- Theatrical release poster
- Directed by: Jack King
- Story by: Jack Hannah Carl Barks
- Produced by: Walt Disney
- Starring: Clarence Nash Billy Bletcher John McLeish
- Music by: Paul J. Smith
- Animation by: Paul Allen Judge Whitaker Charles Nichols Hal King Les Clark Marvin Woodward Andy Engman Jerry Hatchcock
- Color process: Technicolor
- Production company: Walt Disney Productions
- Distributed by: RKO Radio Pictures
- Release date: February 18, 1944; (USA)
- Running time: 7 minutes
- Country: United States
- Language: English

= Trombone Trouble =

1944 Donald Duck cartoon

Trombone Trouble is a Walt Disney cartoon that was released on February 18, 1944. It is the only Donald Duck cartoon where Roman/Greek gods play a role.

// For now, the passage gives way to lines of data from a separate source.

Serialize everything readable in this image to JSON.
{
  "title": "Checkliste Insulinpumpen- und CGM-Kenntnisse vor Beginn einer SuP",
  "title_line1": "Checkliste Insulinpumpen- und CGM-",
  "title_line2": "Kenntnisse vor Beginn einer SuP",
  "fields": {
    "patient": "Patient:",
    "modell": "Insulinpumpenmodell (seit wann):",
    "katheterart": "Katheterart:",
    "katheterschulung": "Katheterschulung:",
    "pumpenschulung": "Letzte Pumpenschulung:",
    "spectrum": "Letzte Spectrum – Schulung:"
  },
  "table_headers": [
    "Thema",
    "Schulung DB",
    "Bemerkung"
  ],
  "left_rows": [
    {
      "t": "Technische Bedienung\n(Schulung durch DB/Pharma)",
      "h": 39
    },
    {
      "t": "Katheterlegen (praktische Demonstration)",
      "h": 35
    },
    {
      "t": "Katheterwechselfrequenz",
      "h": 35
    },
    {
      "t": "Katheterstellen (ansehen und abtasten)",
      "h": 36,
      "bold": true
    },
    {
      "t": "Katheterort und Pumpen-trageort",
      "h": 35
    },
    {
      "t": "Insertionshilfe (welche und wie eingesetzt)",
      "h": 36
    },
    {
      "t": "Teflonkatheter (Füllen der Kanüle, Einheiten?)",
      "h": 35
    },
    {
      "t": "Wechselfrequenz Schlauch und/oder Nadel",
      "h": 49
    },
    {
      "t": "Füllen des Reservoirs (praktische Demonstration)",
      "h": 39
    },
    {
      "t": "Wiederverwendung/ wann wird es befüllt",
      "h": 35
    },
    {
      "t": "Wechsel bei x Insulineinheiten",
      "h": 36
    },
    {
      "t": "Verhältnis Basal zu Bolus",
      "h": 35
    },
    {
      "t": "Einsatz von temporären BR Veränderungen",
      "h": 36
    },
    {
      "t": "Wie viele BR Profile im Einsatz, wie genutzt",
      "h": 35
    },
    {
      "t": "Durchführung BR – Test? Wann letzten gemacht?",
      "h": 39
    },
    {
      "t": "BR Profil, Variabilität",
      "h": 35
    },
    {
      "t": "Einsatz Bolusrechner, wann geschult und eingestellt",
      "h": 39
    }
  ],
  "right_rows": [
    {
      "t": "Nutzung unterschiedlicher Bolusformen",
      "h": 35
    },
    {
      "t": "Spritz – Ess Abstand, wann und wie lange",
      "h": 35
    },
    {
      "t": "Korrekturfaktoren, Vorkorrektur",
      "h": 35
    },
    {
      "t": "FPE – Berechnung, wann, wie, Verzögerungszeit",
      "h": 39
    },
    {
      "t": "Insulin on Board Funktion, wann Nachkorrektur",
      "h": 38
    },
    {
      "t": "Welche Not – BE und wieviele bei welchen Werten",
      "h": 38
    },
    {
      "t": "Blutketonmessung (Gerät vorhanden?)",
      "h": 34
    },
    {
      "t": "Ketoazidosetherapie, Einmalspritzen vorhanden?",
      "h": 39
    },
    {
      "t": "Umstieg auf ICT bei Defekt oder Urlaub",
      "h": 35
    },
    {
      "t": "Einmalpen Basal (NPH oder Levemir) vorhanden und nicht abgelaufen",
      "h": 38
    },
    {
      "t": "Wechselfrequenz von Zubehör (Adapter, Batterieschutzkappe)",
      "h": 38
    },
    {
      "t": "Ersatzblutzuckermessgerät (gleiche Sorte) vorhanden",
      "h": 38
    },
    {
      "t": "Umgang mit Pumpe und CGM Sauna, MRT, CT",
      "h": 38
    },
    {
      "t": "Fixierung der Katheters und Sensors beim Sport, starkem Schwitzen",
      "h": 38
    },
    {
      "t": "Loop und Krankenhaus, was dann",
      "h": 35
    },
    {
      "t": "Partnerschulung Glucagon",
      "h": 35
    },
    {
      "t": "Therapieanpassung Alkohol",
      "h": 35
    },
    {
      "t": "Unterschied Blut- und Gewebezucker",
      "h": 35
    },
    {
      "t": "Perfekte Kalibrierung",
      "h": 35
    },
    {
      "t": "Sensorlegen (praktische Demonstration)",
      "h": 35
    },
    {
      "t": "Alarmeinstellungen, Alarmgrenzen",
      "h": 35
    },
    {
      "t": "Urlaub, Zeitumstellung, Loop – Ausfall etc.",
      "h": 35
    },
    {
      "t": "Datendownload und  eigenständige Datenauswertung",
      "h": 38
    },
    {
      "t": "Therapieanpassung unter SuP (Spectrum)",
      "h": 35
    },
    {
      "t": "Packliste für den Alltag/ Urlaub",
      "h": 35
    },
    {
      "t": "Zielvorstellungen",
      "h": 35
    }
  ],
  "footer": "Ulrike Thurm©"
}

This short marks Pete's last appearance until 1952's Two Gun Goofy.

==Plot==
Pete is cacophonically playing his trombone through the night. The gods Jupiter and Vulcan (who look like ducks similar to Donald) are woken by Pete's noise and decide to think of some way to stop this. Donald has a similar issue. He can't sleep with Pete's noise. He goes to Pete's house, and Pete responds by blowing through the trombone as hard as he can right in Donald's face, sending Donald back into his house into a wall. Jupiter and Vulcan notice Donald wanting to stop the noise, so Jupiter decides to give him some of his power so he can get rid of Pete. Donald fires lightning bolts from his hands, makes his hands electric, and develops godlike strength and succeeds in getting rid of Pete. Jupiter and Vulcan think that their troubles are now over, and go back to sleep on their cloud. Donald notices Pete's trombone and has the desire to play it. Jupiter and Vulcan awake to see that the one whom they helped get rid of Pete is now playing the trombone himself and they collapse from the cloud with exasperation.

==Voice cast==
- Donald: Clarence Nash
- Pete: Billy Bletcher
- Jupiter and Vulcan: John McLeish

==Home media==
The short was released on December 6, 2005, on Walt Disney Treasures: The Chronological Donald, Volume Two: 1942-1946.